# USB Cable Length



## Moony_Lupin (Apr 11, 2010)

Me again!

I'm planning to run a USB cable from my control room to an outlet in my media room. The (perhaps embarrasing) reason for this is to link my USB microphones back to my Wii in the control room. My concern is what I've read about the length limitations of USB. 

My plan is to run the USB from the Wii, 10ish feet to a wall plate. There it will hit a powered hub that will connect to the mics.

The question is how will this USB run impact the signal/power? I've read that 15ft is the maximum for USB, but the run from the Wii to hub will be shorter than that, but the mic cords will run an additional 8ft or so. Will the powered hub make a difference? 

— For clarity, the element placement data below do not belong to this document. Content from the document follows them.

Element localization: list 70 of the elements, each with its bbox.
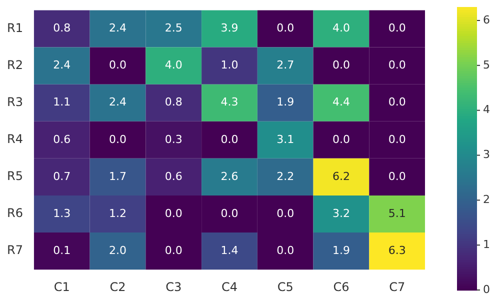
data-label: 0.0 bbox=[276, 206, 294, 220]
data-label: 2.4 bbox=[53, 58, 71, 72]
x-tick-label: C5 bbox=[277, 280, 294, 294]
data-label: 2.4 bbox=[109, 22, 127, 35]
y-tick-label: R6 bbox=[6, 206, 23, 220]
x-tick-label: C4 bbox=[221, 280, 238, 294]
data-label: 0.8 bbox=[53, 22, 71, 35]
data-label: 4.0 bbox=[164, 58, 182, 72]
data-label: 0.0 bbox=[109, 58, 127, 72]
data-label: 2.4 bbox=[109, 96, 127, 109]
y-tick-label: R3 bbox=[6, 94, 23, 109]
x-tick-label: C7 bbox=[389, 280, 406, 294]
data-label: 0.0 bbox=[109, 132, 127, 146]
data-label: 0.3 bbox=[164, 132, 182, 146]
data-label: 0.0 bbox=[276, 22, 294, 35]
data-label: 0.0 bbox=[332, 132, 350, 146]
data-label: 0.7 bbox=[53, 170, 71, 183]
data-label: 0.0 bbox=[388, 22, 406, 35]
data-label: 0.1 bbox=[53, 244, 71, 257]
y-tick-label: R4 bbox=[6, 132, 23, 146]
y-tick-label: R1 bbox=[6, 20, 23, 35]
data-label: 3.2 bbox=[332, 206, 350, 220]
data-label: 2.7 bbox=[276, 58, 294, 72]
color-bar-label: 3 bbox=[483, 148, 490, 162]
data-label: 1.7 bbox=[109, 170, 127, 183]
data-label: 3.1 bbox=[276, 132, 294, 146]
data-label: 6.2 bbox=[332, 170, 350, 183]
data-label: 0.0 bbox=[388, 132, 406, 146]
y-tick-label: R5 bbox=[6, 169, 23, 184]
data-label: 4.0 bbox=[332, 22, 350, 35]
data-label: 0.0 bbox=[388, 170, 406, 183]
x-tick-label: C3 bbox=[166, 280, 182, 294]
data-label: 1.9 bbox=[332, 244, 350, 257]
color-bar-label: 0 bbox=[483, 282, 490, 296]
data-label: 1.3 bbox=[53, 206, 71, 220]
data-label: 0.0 bbox=[388, 58, 406, 72]
data-label: 1.2 bbox=[109, 206, 127, 220]
color-bar-label: 6 bbox=[483, 13, 490, 26]
data-label: 1.0 bbox=[220, 58, 238, 72]
data-label: 5.1 bbox=[388, 206, 406, 220]
color-bar-label: 1 bbox=[483, 238, 490, 251]
data-label: 0.0 bbox=[276, 244, 294, 257]
data-label: 0.0 bbox=[164, 244, 182, 257]
data-label: 0.0 bbox=[388, 96, 406, 109]
data-label: 4.3 bbox=[220, 96, 238, 109]
data-label: 1.1 bbox=[53, 96, 71, 109]
y-tick-label: R2 bbox=[6, 58, 23, 72]
data-label: 2.2 bbox=[276, 170, 294, 183]
data-label: 6.3 bbox=[388, 244, 406, 257]
data-label: 0.8 bbox=[164, 96, 182, 109]
data-label: 0.6 bbox=[53, 132, 71, 146]
data-label: 2.5 bbox=[164, 22, 182, 35]
data-label: 1.9 bbox=[276, 96, 294, 109]
data-label: 1.4 bbox=[220, 244, 238, 257]
data-label: 0.0 bbox=[220, 132, 238, 146]
data-label: 0.6 bbox=[164, 170, 182, 183]
data-label: 2.6 bbox=[220, 170, 238, 183]
data-label: 4.4 bbox=[332, 96, 350, 109]
data-label: 3.9 bbox=[220, 22, 238, 35]
data-label: 0.0 bbox=[220, 206, 238, 220]
x-tick-label: C2 bbox=[110, 280, 126, 294]
data-label: 0.0 bbox=[164, 206, 182, 220]
data-label: 2.0 bbox=[109, 244, 127, 257]
data-label: 0.0 bbox=[332, 58, 350, 72]
color-bar-label: 2 bbox=[483, 193, 490, 206]
x-tick-label: C6 bbox=[333, 280, 350, 294]
x-tick-label: C1 bbox=[54, 280, 70, 294]
color-bar-label: 4 bbox=[483, 103, 490, 116]
y-tick-label: R7 bbox=[6, 243, 23, 258]
color-bar-label: 5 bbox=[483, 58, 490, 72]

Does all of that make sense? Thanks.


----------



## mdrake (Jan 31, 2008)

I ran a 20 foot usb 1.1 with no problems. I don't think you will have any issues. 

Matt


----------



## kujomujo (Apr 24, 2010)

I've done a little research on USB cables, and apparently the USB specification limits the length of a cable between full speed devices to 5 meters (a little under 16 feet 5 inches). For a low speed device the limit is 3 meters (9 feet 10 inches).

It is recommended that if you want to go longer distances, you apparently can buy hubs and use 5 meter cables serially between them.

Now of course this doesn't mean that you can't go out and buy a 20 ft cable like the guy above me... it's just what the specification says.

KM
www.myhometheatersecrets.com


----------



## 1hagop (Apr 13, 2010)

You could always do this....
http://www.monoprice.com/products/p...=10303&cs_id=1030304&p_id=6042&seq=1&format=2


----------



## Mike P. (Apr 6, 2007)

Or use repeater cables.

http://www.usbgear.com/usb_repeater_cable/


----------



## Moony_Lupin (Apr 11, 2010)

1hagop said:


> You could always do this....
> http://www.monoprice.com/products/p...=10303&cs_id=1030304&p_id=6042&seq=1&format=2


I like that possibility, but it's only 1.1 not 2.0. I like the thought of using cat6, but I need USB 2.0.

The repeater cable sounds like a better option.


----------